Filmer l’adolescence ainsi, c’est laisser à ses personnages le choix d’en définir les bornes. Quand devient-on « ado » ? « …on va dire dix ans, parce que j’en ai onze… » dit l’un au tout début du film. « …je me considérerai plus en adulte quand je n’habiterai plus chez mes parents… » ajoute une autre plus tard. En somme, on ne vit pas l’adolescence, on vit son adolescence, on « grandit » à son rythme.
Laurence Kirsch décide justement de ne faire intervenir qu’eux. Ces « ados » livrés à eux mêmes, « libres » de parole et d’action.
Deux espaces privilégiés sont alors choisis : la chambre, lieu clos d’introspection où l’on parle à la caméra, et la nature environnante (la ville parfois), qui définit à elle seule la notion d’extériorité – alors que les repères sociaux de la maison et de l’espace scolaire, sont volontairement mis à l’écart.
Les situations filmées par la réalisatrice dans les chambres de ces adolescents peuvent être assimilées à des clichés du genre (l’ado dans son univers). Mais elles mettent pourtant ici à jour des identités dont l’anodin révèle les perspectives. Là où un ado se projette dans les posters de stars ou dans ses diapositives, un autre se regarde dans une glace. L’image justement qu’il renverra aux autres lorsqu’il se produira sur scène, un peu plus tard.

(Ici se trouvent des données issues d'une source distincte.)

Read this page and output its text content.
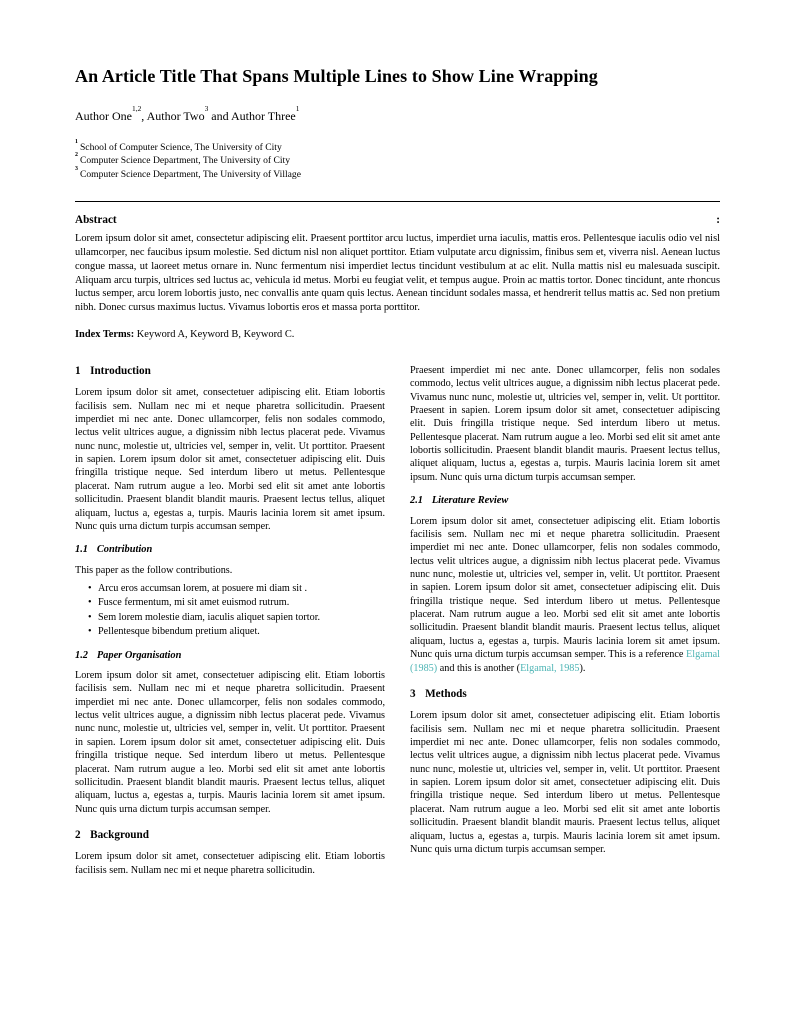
An Article Title That Spans Multiple Lines to Show Line Wrapping

Author One$^{1,2}$, Author Two$^3$ and Author Three$^1$

$^1$ School of Computer Science, The University of City
$^2$ Computer Science Department, The University of City
$^3$ Computer Science Department, The University of Village
Abstract	:

Lorem ipsum dolor sit amet, consectetur adipiscing elit. Praesent porttitor arcu luctus, imperdiet urna iaculis, mattis eros. Pellentesque iaculis odio vel nisl ullamcorper, nec faucibus ipsum molestie. Sed dictum nisl non aliquet porttitor. Etiam vulputate arcu dignissim, finibus sem et, viverra nisl. Aenean luctus congue massa, ut laoreet metus ornare in. Nunc fermentum nisi imperdiet lectus tincidunt vestibulum at ac elit. Nulla mattis nisl eu malesuada suscipit. Aliquam arcu turpis, ultrices sed luctus ac, vehicula id metus. Morbi eu feugiat velit, et tempus augue. Proin ac mattis tortor. Donec tincidunt, ante rhoncus luctus semper, arcu lorem lobortis justo, nec convallis ante quam quis lectus. Aenean tincidunt sodales massa, et hendrerit tellus mattis ac. Sed non pretium nibh. Donec cursus maximus luctus. Vivamus lobortis eros et massa porta porttitor.

Index Terms: Keyword A, Keyword B, Keyword C.

1 Introduction

Lorem ipsum dolor sit amet, consectetuer adipiscing elit. Etiam lobortis facilisis sem. Nullam nec mi et neque pharetra sollicitudin. Praesent imperdiet mi nec ante. Donec ullamcorper, felis non sodales commodo, lectus velit ultrices augue, a dignissim nibh lectus placerat pede. Vivamus nunc nunc, molestie ut, ultricies vel, semper in, velit. Ut porttitor. Praesent in sapien. Lorem ipsum dolor sit amet, consectetuer adipiscing elit. Duis fringilla tristique neque. Sed interdum libero ut metus. Pellentesque placerat. Nam rutrum augue a leo. Morbi sed elit sit amet ante lobortis sollicitudin. Praesent blandit blandit mauris. Praesent lectus tellus, aliquet aliquam, luctus a, egestas a, turpis. Mauris lacinia lorem sit amet ipsum. Nunc quis urna dictum turpis accumsan semper.

1.1 Contribution

This paper as the follow contributions.

• Arcu eros accumsan lorem, at posuere mi diam sit .
• Fusce fermentum, mi sit amet euismod rutrum.
• Sem lorem molestie diam, iaculis aliquet sapien tortor.
• Pellentesque bibendum pretium aliquet.
1.2 Paper Organisation

Lorem ipsum dolor sit amet, consectetuer adipiscing elit. Etiam lobortis facilisis sem. Nullam nec mi et neque pharetra sollicitudin. Praesent imperdiet mi nec ante. Donec ullamcorper, felis non sodales commodo, lectus velit ultrices augue, a dignissim nibh lectus placerat pede. Vivamus nunc nunc, molestie ut, ultricies vel, semper in, velit. Ut porttitor. Praesent in sapien. Lorem ipsum dolor sit amet, consectetuer adipiscing elit. Duis fringilla tristique neque. Sed interdum libero ut metus. Pellentesque placerat. Nam rutrum augue a leo. Morbi sed elit sit amet ante lobortis sollicitudin. Praesent blandit blandit mauris. Praesent lectus tellus, aliquet aliquam, luctus a, egestas a, turpis. Mauris lacinia lorem sit amet ipsum. Nunc quis urna dictum turpis accumsan semper.

2 Background

Lorem ipsum dolor sit amet, consectetuer adipiscing elit. Etiam lobortis facilisis sem. Nullam nec mi et neque pharetra sollicitudin.

Praesent imperdiet mi nec ante. Donec ullamcorper, felis non sodales commodo, lectus velit ultrices augue, a dignissim nibh lectus placerat pede. Vivamus nunc nunc, molestie ut, ultricies vel, semper in, velit. Ut porttitor. Praesent in sapien. Lorem ipsum dolor sit amet, consectetuer adipiscing elit. Duis fringilla tristique neque. Sed interdum libero ut metus. Pellentesque placerat. Nam rutrum augue a leo. Morbi sed elit sit amet ante lobortis sollicitudin. Praesent blandit blandit mauris. Praesent lectus tellus, aliquet aliquam, luctus a, egestas a, turpis. Mauris lacinia lorem sit amet ipsum. Nunc quis urna dictum turpis accumsan semper.

2.1 Literature Review

Lorem ipsum dolor sit amet, consectetuer adipiscing elit. Etiam lobortis facilisis sem. Nullam nec mi et neque pharetra sollicitudin. Praesent imperdiet mi nec ante. Donec ullamcorper, felis non sodales commodo, lectus velit ultrices augue, a dignissim nibh lectus placerat pede. Vivamus nunc nunc, molestie ut, ultricies vel, semper in, velit. Ut porttitor. Praesent in sapien. Lorem ipsum dolor sit amet, consectetuer adipiscing elit. Duis fringilla tristique neque. Sed interdum libero ut metus. Pellentesque placerat. Nam rutrum augue a leo. Morbi sed elit sit amet ante lobortis sollicitudin. Praesent blandit blandit mauris. Praesent lectus tellus, aliquet aliquam, luctus a, egestas a, turpis. Mauris lacinia lorem sit amet ipsum. Nunc quis urna dictum turpis accumsan semper. This is a reference Elgamal (1985) and this is another (Elgamal, 1985).

3 Methods

Lorem ipsum dolor sit amet, consectetuer adipiscing elit. Etiam lobortis facilisis sem. Nullam nec mi et neque pharetra sollicitudin. Praesent imperdiet mi nec ante. Donec ullamcorper, felis non sodales commodo, lectus velit ultrices augue, a dignissim nibh lectus placerat pede. Vivamus nunc nunc, molestie ut, ultricies vel, semper in, velit. Ut porttitor. Praesent in sapien. Lorem ipsum dolor sit amet, consectetuer adipiscing elit. Duis fringilla tristique neque. Sed interdum libero ut metus. Pellentesque placerat. Nam rutrum augue a leo. Morbi sed elit sit amet ante lobortis sollicitudin. Praesent blandit blandit mauris. Praesent lectus tellus, aliquet aliquam, luctus a, egestas a, turpis. Mauris lacinia lorem sit amet ipsum. Nunc quis urna dictum turpis accumsan semper.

Un autre encore laisse deviner le lieu exigu d’une cohabitation fraternelle. Assis sur son lit superposé, il explique son engouement pour la chanson du groupe de rap IAM : Petit frère. Paroles que lui lance au visage son poste posé sur les genoux, tout près de lui, ultime espace de retranchement. Et les images extérieures, à ciel ouvert, offrent de faux moments d’ouverture parce que la rencontre et la confrontation à l’autre ou au groupe induisent la représentation.
En témoigne la dernière séquence du film où, à travers les concerts et les manèges d’une fête foraine, l’euphorie nocturne prolonge l’artifice en faisant oublier la solitude d’un âge de la vie, avant que la rentrée ne se fasse. Avant que l’adolescence ne passe.